A Mulhouse au petit matin du 12 mars, les autorités bloquent pendant 1h30 par erreur plusieurs routes menant vers le Sud alors que les radios invitent au même moment tous les habitants à s’y diriger sans attendre !

Aux alentours de Colmar, des personnes âgées ont quitté leurs villages par centaines. Elles ne veulent pas être emmenées de force à 400 km de là, sans espoir de retour de leur vivant dans la région. Beaucoup décèdent de désespoir, on relève également des centaines de suicides chez ces mêmes personnes et ce, des deux côtés du Rhin…

Les routes principales et secondaires sont presque toutes bloquées. Des véhicules accidentés gisent en travers des routes, d’autres sont en panne. Des bouchons insolubles se produisent de tous côtés sans qu’il soit possible de les quitter une fois pris au piège.

Pour faire face à cette congestion spectaculaire des milliers de français et d’allemands partent de chez eux à vélo pour pouvoir quitter au plus vite leurs habitations sans attendre l’évacuation.
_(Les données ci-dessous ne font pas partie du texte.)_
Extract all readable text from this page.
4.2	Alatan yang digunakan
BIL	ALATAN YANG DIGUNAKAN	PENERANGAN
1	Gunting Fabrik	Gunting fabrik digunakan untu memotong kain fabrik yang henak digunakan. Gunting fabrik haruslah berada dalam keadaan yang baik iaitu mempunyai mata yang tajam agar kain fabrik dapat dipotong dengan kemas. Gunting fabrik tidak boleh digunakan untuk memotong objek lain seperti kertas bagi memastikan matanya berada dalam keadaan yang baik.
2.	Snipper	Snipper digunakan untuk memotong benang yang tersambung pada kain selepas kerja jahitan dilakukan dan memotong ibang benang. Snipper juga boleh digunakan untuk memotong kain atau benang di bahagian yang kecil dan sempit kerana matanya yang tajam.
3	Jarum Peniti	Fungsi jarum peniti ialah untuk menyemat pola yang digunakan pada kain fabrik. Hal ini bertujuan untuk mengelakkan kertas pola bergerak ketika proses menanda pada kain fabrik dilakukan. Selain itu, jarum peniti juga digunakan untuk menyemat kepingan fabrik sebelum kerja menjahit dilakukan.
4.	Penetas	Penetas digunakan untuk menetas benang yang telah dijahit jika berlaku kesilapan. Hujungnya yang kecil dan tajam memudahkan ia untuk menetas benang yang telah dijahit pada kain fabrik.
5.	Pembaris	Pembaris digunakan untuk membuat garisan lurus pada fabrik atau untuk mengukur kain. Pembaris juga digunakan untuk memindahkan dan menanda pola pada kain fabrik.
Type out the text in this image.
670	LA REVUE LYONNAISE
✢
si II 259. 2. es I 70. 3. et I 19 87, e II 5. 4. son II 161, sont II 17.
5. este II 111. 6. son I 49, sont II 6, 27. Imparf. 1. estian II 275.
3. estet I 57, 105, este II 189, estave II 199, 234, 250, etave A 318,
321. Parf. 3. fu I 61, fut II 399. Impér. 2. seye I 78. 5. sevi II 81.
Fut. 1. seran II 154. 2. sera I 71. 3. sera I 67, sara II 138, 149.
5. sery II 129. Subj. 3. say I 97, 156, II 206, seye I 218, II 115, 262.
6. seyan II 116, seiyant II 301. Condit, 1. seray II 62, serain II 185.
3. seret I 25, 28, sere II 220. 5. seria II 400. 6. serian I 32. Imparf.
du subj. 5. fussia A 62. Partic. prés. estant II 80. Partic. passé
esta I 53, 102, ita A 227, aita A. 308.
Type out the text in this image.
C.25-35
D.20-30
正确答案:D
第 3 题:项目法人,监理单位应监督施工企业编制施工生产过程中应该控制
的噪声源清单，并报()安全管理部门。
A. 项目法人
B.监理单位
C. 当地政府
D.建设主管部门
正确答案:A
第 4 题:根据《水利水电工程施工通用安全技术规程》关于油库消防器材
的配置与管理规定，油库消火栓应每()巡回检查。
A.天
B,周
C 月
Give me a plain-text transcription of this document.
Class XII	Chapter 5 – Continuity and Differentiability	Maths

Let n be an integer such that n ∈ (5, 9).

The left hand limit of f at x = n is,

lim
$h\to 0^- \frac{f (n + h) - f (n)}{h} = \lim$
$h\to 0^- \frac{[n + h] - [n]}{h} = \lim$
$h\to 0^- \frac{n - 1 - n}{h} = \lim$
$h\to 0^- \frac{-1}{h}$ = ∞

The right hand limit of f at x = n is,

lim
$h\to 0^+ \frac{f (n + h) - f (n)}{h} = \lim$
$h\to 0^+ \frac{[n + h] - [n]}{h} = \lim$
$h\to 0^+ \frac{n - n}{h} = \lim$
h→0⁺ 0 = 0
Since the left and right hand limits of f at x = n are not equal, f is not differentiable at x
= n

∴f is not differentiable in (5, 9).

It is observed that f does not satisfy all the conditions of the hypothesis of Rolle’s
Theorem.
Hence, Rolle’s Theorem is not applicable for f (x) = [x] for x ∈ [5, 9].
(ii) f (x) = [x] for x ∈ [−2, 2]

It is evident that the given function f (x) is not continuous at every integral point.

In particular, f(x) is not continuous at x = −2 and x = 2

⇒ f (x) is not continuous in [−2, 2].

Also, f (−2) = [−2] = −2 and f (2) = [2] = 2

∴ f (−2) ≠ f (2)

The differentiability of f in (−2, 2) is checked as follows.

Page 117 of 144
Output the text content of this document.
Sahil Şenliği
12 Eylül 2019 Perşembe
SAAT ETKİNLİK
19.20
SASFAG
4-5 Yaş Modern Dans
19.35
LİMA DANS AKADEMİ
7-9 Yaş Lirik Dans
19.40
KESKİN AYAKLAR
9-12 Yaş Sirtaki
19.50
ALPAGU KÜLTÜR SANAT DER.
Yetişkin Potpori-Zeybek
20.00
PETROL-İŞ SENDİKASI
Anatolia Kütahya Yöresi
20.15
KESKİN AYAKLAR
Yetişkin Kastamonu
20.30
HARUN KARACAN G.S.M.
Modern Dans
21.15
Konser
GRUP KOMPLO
Ils convergent tous vers les cols vosgiens, la trouée de Belfort ou en direction des cols de la forêt noire. Les secours les attendent sur les versants opposés à la plaine du Rhin. On voit alors apparaître d’énormes montagnes de vélos entassés à la va-vite dans les prés situés à proximité des points de secours.

Des heurts éclatent en de très nombreux points entre évacués et forces de l’ordre. On signale que de longues files de piétons qui traversent les Vosges et la Forêt Noire pour passer de l’autre côté du massif. La boue produite par ces milliers de passage sur parfois de petits sentiers rend leur périple extrêmement pénible et dangereux d’autant que cette boue a été créée par la pluie contaminée tombée durant la nuit…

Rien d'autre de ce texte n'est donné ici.